Geschichte der Osterinsel Ratten und eine Jahrhundertdürre: Was prägte das Schicksal von Rapa Nui?

Die berühmten "Moai" auf Rapa Nui verkörpern die Ahnen ihrer Schöpfer
Die berühmten "Moai" auf Rapa Nui verkörpern die Ahnen ihrer Schöpfer
© Slavado / 500px / Getty Images
Kollaps durch Überbevölkerung? Wohl nicht. Viele populäre Theorien zur Geschichte der Osterinsel werden derzeit widerlegt. Aktuelle Studien zeichnen ein vielschichtiges Bild

163 Quadratkilometer Eiland inmitten des endlosen Pazifiks: Wenige Orte auf der Welt sind so abgelegen wie Rapa Nui, die Osterinsel. 1900 Kilometer sind es gen Westen bis zur nächsten bewohnten Insel, 3700 Kilometer gen Osten bis zur chilenischen Küste. Berühmt ist die Insel vor allem für ihre gut tausend gigantischen Steinstatuen, Moai genannt. Eine rätselhafte Kultur schuf sie vor hunderten Jahren.
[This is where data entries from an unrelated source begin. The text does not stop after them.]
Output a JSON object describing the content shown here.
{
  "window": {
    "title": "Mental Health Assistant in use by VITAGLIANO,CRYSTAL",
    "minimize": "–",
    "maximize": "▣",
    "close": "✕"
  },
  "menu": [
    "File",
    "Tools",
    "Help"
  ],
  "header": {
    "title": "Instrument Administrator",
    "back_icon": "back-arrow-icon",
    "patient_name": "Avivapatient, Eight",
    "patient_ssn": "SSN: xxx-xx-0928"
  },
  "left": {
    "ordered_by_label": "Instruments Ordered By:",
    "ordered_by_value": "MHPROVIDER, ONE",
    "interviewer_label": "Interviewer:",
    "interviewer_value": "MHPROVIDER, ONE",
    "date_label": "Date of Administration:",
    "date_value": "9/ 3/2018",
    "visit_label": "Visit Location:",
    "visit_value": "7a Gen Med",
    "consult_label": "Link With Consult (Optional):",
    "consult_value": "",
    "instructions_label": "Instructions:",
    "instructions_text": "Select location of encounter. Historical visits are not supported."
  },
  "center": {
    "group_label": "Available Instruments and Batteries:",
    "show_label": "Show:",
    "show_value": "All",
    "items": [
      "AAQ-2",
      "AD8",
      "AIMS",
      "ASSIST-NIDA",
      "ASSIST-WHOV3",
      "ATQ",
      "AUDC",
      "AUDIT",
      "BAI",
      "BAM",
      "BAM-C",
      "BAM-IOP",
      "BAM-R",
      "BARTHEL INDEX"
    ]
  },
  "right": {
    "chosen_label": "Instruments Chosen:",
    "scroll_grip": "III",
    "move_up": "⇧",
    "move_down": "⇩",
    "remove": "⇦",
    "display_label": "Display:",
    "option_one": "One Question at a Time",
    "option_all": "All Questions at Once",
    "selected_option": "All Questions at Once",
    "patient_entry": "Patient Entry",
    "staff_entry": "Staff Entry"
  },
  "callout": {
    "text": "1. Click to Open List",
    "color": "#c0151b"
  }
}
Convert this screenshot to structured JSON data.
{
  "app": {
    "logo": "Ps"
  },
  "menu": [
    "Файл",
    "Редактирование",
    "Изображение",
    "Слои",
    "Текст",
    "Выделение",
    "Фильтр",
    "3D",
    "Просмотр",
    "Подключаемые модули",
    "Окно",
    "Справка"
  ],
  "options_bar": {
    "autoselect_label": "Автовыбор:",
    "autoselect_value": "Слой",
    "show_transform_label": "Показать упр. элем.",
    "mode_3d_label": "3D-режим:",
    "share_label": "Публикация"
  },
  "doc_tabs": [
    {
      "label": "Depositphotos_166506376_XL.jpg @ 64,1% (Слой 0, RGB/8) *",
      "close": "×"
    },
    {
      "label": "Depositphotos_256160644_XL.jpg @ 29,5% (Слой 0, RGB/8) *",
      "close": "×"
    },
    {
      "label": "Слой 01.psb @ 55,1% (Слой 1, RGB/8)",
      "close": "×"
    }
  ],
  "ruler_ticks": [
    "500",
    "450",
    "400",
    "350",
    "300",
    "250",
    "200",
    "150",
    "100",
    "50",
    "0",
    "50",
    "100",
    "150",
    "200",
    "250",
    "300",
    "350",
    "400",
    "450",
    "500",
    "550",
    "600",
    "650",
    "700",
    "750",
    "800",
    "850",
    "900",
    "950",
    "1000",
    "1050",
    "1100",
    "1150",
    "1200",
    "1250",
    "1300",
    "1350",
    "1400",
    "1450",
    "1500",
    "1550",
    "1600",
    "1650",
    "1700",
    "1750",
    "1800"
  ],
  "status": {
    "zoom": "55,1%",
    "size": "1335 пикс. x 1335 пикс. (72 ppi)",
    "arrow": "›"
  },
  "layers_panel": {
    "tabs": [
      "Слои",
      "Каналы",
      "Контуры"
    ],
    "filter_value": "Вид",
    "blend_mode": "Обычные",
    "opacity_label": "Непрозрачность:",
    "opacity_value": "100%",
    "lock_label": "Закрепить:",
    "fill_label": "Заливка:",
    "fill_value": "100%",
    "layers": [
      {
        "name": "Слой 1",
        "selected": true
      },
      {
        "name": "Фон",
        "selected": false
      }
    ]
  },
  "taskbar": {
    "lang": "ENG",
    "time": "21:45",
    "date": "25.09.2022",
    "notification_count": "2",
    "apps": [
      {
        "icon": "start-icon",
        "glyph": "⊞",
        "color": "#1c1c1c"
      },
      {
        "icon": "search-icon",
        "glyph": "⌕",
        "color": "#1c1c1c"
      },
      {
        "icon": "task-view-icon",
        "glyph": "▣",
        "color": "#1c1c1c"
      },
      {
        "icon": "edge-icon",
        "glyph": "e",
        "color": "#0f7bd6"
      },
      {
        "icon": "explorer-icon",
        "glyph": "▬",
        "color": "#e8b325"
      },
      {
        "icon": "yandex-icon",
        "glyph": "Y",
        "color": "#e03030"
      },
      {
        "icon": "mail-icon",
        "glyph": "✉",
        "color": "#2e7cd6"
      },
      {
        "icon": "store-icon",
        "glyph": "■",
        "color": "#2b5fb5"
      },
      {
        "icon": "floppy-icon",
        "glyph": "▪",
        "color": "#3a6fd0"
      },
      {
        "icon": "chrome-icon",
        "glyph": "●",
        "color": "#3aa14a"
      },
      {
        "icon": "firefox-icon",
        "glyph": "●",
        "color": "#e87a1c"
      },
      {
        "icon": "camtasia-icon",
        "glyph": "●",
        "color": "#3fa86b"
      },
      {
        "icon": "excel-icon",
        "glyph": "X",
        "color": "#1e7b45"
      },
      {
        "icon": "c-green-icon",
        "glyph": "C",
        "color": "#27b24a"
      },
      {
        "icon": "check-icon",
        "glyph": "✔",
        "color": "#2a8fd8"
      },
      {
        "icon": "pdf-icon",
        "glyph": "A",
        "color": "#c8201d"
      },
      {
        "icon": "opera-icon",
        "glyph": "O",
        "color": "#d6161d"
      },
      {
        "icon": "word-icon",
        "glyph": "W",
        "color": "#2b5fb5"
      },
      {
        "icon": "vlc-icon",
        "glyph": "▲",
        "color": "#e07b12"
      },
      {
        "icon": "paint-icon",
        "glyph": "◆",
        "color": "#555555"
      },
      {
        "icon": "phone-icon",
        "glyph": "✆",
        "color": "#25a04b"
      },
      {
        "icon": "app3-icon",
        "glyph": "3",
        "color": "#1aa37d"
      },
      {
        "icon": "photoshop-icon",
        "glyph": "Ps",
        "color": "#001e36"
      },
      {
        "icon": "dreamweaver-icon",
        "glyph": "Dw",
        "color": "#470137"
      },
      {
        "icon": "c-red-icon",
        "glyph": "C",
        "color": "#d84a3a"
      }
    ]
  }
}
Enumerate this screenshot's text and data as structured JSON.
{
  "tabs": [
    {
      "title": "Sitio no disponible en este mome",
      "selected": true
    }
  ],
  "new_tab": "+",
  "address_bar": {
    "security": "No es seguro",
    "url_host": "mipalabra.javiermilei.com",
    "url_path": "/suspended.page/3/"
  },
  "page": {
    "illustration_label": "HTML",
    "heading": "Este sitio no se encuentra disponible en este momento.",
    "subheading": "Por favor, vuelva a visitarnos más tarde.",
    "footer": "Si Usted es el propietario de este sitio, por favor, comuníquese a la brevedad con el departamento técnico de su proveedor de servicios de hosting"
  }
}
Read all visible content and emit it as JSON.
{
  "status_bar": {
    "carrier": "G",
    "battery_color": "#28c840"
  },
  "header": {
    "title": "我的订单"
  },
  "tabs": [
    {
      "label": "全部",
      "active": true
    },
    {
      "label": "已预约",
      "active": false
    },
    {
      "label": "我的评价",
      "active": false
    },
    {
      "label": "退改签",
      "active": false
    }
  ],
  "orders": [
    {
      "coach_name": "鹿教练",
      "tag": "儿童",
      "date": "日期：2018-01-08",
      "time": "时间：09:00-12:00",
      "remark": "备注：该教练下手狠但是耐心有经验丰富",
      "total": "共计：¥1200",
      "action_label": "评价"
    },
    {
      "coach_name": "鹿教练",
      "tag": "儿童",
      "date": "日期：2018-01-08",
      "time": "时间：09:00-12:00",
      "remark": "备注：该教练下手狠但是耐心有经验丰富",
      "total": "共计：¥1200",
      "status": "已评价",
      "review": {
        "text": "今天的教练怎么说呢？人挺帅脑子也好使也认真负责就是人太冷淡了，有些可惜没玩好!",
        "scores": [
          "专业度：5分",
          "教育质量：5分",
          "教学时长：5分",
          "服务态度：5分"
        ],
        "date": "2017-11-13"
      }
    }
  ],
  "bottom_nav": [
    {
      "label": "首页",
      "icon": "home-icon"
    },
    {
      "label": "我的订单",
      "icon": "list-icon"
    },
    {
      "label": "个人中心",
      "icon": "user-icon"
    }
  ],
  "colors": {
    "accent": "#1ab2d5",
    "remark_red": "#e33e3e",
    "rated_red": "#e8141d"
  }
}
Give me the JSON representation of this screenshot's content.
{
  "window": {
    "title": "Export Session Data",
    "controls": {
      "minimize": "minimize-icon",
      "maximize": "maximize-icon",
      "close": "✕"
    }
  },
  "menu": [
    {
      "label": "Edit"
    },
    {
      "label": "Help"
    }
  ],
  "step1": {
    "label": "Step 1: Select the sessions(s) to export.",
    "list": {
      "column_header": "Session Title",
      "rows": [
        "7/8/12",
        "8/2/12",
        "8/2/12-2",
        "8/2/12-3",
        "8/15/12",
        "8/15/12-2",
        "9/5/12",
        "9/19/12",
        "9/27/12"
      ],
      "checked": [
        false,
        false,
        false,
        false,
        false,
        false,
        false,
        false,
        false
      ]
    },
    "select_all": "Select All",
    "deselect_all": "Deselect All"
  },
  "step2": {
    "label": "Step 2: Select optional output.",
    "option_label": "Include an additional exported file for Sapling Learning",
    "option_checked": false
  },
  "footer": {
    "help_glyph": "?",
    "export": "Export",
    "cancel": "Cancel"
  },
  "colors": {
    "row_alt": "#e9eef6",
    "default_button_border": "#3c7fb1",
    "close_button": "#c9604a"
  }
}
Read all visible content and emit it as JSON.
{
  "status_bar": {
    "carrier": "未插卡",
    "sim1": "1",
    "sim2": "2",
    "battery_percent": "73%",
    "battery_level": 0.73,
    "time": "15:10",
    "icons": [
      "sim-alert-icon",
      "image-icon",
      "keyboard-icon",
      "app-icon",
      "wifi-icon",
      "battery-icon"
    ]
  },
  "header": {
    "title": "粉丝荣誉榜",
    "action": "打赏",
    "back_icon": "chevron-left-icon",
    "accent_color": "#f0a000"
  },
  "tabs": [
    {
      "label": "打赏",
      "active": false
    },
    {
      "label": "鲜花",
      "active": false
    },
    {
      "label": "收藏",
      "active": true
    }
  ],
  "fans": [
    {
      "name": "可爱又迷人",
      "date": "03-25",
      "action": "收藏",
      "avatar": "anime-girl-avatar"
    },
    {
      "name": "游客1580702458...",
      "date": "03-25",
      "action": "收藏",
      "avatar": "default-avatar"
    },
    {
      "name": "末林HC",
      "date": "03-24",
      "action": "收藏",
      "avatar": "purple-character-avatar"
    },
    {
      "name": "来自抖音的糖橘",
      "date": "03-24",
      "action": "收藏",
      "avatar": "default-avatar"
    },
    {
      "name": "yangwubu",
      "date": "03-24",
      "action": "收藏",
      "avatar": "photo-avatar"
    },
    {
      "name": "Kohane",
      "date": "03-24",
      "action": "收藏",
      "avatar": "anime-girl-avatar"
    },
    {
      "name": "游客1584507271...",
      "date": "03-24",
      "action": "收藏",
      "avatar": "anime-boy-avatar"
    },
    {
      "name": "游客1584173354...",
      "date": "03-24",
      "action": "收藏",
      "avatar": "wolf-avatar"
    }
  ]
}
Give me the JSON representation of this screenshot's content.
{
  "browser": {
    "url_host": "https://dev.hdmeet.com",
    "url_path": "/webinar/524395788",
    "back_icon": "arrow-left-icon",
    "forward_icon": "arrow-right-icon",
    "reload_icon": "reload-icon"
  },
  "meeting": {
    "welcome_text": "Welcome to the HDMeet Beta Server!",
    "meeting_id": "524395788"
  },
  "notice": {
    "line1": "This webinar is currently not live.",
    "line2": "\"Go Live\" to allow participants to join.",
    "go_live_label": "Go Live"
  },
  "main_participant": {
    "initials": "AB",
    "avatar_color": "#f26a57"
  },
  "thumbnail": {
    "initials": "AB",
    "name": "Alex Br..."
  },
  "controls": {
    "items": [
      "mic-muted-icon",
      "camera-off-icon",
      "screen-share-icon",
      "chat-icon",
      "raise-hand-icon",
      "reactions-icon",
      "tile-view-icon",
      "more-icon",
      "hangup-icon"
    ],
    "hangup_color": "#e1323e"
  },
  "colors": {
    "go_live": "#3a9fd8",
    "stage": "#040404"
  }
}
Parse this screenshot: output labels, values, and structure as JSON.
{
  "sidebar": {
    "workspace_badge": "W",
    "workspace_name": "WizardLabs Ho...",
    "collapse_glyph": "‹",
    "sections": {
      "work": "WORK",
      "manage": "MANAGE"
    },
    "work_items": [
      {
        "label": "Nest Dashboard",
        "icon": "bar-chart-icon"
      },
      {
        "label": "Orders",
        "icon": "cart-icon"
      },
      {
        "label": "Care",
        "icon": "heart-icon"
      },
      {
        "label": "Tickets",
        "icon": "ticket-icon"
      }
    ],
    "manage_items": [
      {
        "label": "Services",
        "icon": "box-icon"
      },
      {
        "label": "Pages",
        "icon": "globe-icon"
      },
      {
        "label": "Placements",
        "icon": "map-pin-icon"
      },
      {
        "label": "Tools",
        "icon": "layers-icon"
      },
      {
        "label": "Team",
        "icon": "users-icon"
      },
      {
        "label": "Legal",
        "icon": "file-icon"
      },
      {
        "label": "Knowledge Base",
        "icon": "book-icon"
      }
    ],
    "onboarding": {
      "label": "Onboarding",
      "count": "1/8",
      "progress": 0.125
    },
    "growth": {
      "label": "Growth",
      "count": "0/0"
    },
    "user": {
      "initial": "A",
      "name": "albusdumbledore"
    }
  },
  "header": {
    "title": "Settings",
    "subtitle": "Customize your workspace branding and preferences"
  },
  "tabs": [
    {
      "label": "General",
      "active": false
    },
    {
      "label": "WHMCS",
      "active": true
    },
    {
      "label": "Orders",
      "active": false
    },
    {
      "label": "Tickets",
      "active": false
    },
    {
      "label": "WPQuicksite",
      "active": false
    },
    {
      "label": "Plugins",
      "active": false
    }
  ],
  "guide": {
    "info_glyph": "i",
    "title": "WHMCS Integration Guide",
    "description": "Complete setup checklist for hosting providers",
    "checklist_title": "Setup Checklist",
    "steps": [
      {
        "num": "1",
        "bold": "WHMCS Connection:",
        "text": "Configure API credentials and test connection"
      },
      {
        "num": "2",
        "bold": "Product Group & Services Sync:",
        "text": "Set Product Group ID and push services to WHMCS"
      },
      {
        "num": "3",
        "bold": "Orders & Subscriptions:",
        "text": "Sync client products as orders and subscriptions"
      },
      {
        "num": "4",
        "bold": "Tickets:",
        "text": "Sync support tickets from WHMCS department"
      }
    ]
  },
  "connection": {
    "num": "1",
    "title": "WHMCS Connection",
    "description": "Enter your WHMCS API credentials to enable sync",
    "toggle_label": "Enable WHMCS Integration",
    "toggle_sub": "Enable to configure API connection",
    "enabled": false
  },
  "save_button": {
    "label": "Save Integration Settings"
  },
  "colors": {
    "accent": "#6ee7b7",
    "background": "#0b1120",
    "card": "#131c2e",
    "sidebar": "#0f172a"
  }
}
Der starre Blick der grauen Riesen fällt auf grasbedeckte Hänge, an denen einst Paschalococos disperta gedieh, eine Verwandte der chilenischen Honigpalme. Doch die dichten Wälder sind schon lange verschwunden. 

Die Osterinsel fasziniert Archäologen und Archäologinnen seit langem. Ihre Geschichte wirft zahllose Fragen auf. Wie gelangten die ersten Menschen an diesen abgelegenen Ort? Woher kamen sie, und wann? Blieben sie unter sich, bis 1722 die ersten Europäer eintrafen, oder hatten sie Kontakt zu anderen Seefahrern? Welche Wendungen nahm ihr Schicksal, von dem nur mündliche Überlieferungen existieren? Warum hörten sie nach Jahrhunderten auf, riesige Steinhäupter als Abbilder ihrer Ahnen zu schaffen, und wandten sich einer neuen Religion zu? Und was geschah bloß mit den 20 Millionen Palmen, die einst auf der Insel wuchsen? 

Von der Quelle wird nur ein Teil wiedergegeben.